Microsoft et Ben Ali : Wikileaks confirme les soupçons d’une aide pour la surveillance des citoyens Tunisiens
4 septembre 2011 Par Fabrice Epelboin
Près de six mois après que l’affaire ait été publiée dans Rue89 et savament étouffée par les services de Microsoft, et à peine une semaine après la promotion de la principale instigatrice, alors DG de Microsoft Tunisie, Salwa Smaoui, l’affaire de l’aide apportée par Microsoft dans l’espionnage de la population Tunisienne rebondit. C’est la publication d’un câble Wikileaks issu de l’ambassade américaine de Tunis, qui conclu un long exposé concernant le contrat que nous avions fait fuiter avec le même constat : derrière ce contrat se cache un deal entre le géant de Redmond et le gouvernement de Ben Ali, destiné, entre autres choses, à espionner la population Tunisienne (et accessoirement, à étouffer le logiciel libre).

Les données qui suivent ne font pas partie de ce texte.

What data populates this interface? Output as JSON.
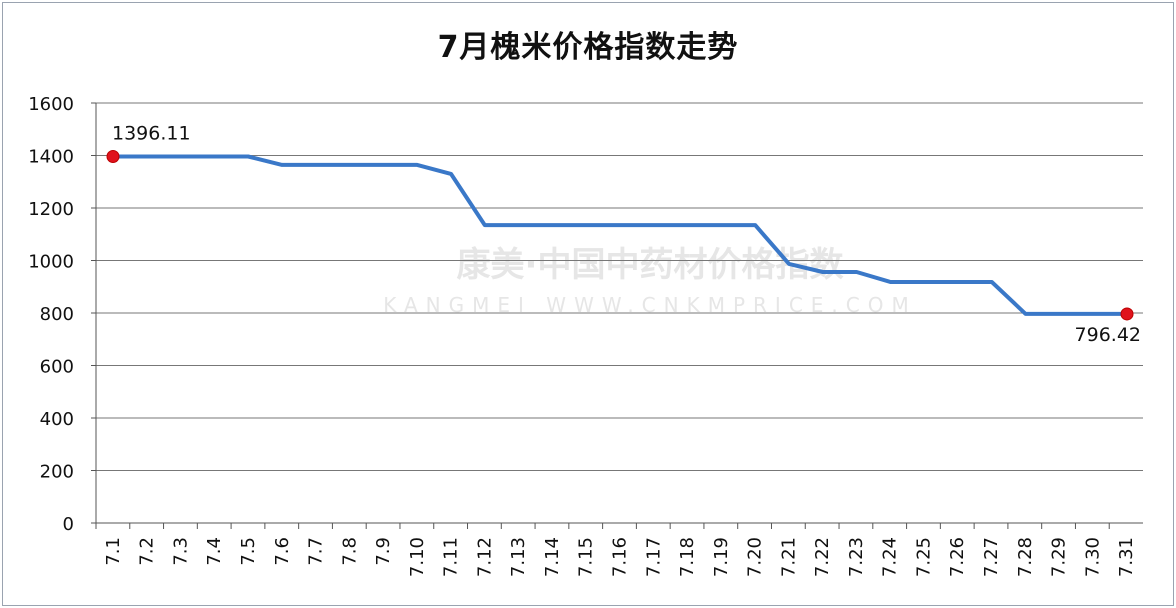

A sa décharge, il semble que malgré ses prises de positions incessantes en faveur de la révolution depuis le 15 janvier, l’ex directrice générale de Microsoft Tunisie (en photo ci dessus) ait un peu de mal à se regarder dans la glace le matin (ou le soir, visiblement).
Petit résumé des faits
Le 18 mars 2011, au lendemain de l’annonce – pour des raisons de moins en moins mystérieuses – la fermeture de ReadWriteWeb France – son éditeur (moi) publiait dans Rue89 un article dénonçant la complicité de Microsoft dans l’espionnage de la population Tunisienne à travers ce que Salwa Smaoui décrit elle même comme « un marché win-win » auprès de l’ambassade américaine : Microsoft obtient l’arrêt des initiatives liées au logiciel libre au sein du gouvernement Tunisien et la mention explicite de Microsoft dans la loi de finance Tunisienne, en contrepartie le gouvernement Tunisien obtient la possibilité, via une autorité de certification qu’il contrôle, de réaliser des contrefaçon de certificats SSL lui permettant de voler les identifiants et les mots de passe des citoyens Tunisiens à travers de fausses pages Gmail, Facebook, Live.com, etc.
Slim Amamou avait dès juin 2010 découvert le piège sans que nous ne soupçonnions, à l’époque, la possibilité d’avoir également à faire à des certificats SSL contrefaits. Google, mis au courant avant même la publication du billet d’Amamou sur ReadWriteWeb France, avait réagit dans la journée en passant la totalité du pays en https. Peine perdue : même en imposant le chiffrement, le gouvernement, grâce à Microsoft, pouvait dérober les logins et les passwords des citoyens Tunisiens afin de lire leur correspondance, repérer leurs amis et les réseaux d’activistes, voir même prendre la parole à leur place.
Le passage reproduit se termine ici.